Wednesday, May 29, 2013

TECHNIQUES IN CHOCOLATE

May 29, 2013


We were in the kitchen making chocolates. Each team was assigned a different chocolate to make. We started by selecting the chocolate mold we wanted to use to make our chocolates.  My team was assigned the Faun which is a Hazelnut Ganache Chocolate. As our formula made 56 candies, we selected 3 different molds to make the chocolates (each mold only having 24 candies).  



The process for making chocolates was first to temper the chocolate.  The formula called for dark chocolate. Each chocolate (dark, milk, and white) has a different tempering temperature.  For dark chocolate, we melted the chocolate on a low temperature (double boiler), warmed it to 118 degrees, and then used the seeding method to temper the chocolate down to 89 degrees. This involves adding small pieces of unmelted chocolate to the melted chocolate and stirred until you reach the tempered temperature (it is 2/3 melted chocolate to 1/3 unmelted chocolate ratio). 

Two lessons learned here regarding the chocolate for making chocolate confections:

1. The chocolate must be a very smooth consistency. If using the seeding method, make sure your seeds (the unmelted chocolate) are cut into small bits and added immediately after you reach 118 degrees to ensure they will get completely melted to a smooth texture.  We left the seeds whole as shown in this picture and did not add them all right away.  This results in us fishing out the unmelted seeds out of the chocolate and not having as smooth of texture as needed.

2. The best method to use for tempering chocolate for chocolate confections is the block method.  This is where an unmelted block of chocolate is added to the melted chocolate and stirred until it reaches the tempered temperature. This pretty much ensures a smooth texture and once you reach the tempered temperature, you just remove the remaining portion of the block. 

After our tempered chocolate was ready, we poured it into the mold.  Once each mold is filled we scrapped the excess chocolate off the top and sides of mold.  After waiting for a minute, we then dumped the chocolate out of the mold back into the bowl and then scraped the top off again while holding upside down. We then placed the mold upside down on a parchment paper.  This creates a thin lining of chocolate on the inside of the mold and creates a small ridge at the base where the chocolate sits on the parchment.   After this dried, we turn the mold over and scrapped any remaining chocolate off the top of the mold.   

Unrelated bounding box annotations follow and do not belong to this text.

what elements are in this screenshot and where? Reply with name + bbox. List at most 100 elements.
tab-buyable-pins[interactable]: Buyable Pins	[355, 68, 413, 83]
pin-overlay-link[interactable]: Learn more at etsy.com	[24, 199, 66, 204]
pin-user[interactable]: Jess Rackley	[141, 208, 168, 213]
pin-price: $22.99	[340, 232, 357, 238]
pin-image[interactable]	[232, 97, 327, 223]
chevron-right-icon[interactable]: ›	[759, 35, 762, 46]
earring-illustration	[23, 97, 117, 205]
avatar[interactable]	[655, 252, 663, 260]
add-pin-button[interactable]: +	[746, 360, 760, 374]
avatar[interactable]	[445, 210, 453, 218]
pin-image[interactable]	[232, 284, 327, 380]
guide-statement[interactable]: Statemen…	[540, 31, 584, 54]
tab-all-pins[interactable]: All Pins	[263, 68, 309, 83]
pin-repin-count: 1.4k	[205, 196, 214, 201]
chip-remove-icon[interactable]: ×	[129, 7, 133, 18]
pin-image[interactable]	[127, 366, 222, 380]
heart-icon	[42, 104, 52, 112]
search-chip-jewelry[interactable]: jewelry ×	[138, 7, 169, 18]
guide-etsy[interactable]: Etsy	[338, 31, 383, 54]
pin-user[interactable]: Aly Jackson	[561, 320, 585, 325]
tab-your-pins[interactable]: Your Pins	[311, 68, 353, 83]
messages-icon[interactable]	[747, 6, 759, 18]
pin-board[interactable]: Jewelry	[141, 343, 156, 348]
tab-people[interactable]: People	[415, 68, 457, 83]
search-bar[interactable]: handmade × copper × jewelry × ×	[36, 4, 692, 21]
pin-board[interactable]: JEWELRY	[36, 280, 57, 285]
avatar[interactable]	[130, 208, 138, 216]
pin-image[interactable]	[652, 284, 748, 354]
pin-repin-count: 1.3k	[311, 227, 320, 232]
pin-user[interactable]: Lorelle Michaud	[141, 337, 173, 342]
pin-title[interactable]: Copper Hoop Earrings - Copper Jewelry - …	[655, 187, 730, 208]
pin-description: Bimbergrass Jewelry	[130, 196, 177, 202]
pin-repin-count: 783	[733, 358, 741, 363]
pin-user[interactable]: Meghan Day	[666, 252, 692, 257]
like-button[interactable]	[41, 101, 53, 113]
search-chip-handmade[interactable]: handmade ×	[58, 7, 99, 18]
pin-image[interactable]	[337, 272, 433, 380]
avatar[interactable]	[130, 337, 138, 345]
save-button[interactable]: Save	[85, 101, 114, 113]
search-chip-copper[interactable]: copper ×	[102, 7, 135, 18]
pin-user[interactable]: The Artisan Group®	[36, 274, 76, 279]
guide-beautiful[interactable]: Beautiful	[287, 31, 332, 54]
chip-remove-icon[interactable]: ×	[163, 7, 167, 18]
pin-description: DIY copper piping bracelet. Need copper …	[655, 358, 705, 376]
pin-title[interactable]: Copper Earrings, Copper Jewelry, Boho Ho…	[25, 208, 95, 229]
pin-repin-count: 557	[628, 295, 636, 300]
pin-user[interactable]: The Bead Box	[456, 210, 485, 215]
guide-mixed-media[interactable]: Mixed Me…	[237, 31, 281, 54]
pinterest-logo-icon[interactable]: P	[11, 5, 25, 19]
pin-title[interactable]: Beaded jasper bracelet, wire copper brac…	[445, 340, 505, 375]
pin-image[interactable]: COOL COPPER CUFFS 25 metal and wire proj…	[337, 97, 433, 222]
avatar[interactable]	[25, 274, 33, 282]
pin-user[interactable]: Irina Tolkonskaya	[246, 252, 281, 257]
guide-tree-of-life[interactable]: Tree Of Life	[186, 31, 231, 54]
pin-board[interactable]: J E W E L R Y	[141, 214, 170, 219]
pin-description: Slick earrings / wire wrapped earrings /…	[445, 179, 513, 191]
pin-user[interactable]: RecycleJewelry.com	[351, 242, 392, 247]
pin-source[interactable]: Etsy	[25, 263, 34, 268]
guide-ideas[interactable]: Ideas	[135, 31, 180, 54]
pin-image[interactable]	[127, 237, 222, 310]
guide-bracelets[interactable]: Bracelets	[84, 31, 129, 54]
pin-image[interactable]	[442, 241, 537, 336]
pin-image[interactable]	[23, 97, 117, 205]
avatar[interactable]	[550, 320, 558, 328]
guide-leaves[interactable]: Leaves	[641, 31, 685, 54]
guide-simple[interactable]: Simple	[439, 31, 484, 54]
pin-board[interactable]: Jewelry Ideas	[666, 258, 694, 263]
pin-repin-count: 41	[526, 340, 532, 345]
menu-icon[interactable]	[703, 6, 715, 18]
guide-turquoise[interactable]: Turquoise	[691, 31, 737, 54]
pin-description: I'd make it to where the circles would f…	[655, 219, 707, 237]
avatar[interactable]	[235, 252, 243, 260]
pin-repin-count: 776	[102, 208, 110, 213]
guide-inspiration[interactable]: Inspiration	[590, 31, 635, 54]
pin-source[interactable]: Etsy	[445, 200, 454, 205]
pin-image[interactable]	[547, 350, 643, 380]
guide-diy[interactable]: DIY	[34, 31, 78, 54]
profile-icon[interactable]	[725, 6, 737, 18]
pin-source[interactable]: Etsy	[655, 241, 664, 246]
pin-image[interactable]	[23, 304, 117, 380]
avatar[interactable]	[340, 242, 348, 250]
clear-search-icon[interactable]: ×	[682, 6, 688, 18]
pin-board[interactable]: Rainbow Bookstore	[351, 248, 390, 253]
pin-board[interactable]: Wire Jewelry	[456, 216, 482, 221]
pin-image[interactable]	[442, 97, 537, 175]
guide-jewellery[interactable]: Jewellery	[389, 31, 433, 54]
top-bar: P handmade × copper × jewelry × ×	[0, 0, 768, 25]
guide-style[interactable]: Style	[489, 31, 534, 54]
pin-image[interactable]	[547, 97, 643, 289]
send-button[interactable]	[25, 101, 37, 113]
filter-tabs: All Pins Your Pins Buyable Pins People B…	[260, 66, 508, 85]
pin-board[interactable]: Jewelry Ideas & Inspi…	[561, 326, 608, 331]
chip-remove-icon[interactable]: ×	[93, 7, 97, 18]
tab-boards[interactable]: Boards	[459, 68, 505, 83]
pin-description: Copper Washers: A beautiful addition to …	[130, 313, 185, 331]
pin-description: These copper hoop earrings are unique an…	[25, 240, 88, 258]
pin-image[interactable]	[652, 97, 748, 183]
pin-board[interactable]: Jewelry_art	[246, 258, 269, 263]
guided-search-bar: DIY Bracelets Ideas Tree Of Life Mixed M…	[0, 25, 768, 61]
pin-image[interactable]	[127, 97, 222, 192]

The mold was ready for filling. We made the hazelnut ganache by melting milk chocolate and mixing in a hazelnut paste. As we need to use the tempered chocolate to complete the chocolates, we had to continue to keep the tempered chocolate in temper until we were ready to complete the chocolate molds. This is not allowing the chocolate to fall below 83 degrees or warming above 90 degrees. 


As soon as the chocolate hazelnut filling was cooled, we filled the chocolate molds by piping the filling into the chocolate lined molds up to 1/16 of the top of the mold.  Then waited for the filling to set.

  

After the filling was set we poured the tempered chocolate over the filled molds and then scrapped the excess chocolate off the mold.  


After the chocolate set, we scrapped the mold one last time to remove any excess chocolate on the mold. Then we turned the molds over on to a parchment tray.  We lifted the mold and hit it hard one time down on the tray and the chocolates fell out. The process for making chocolate candies was messy and by the end of the class, my arms were very tired from continually stirring chocolate. I basically  stirred and warmed chocolate for 4 hours with a few little breaks in between.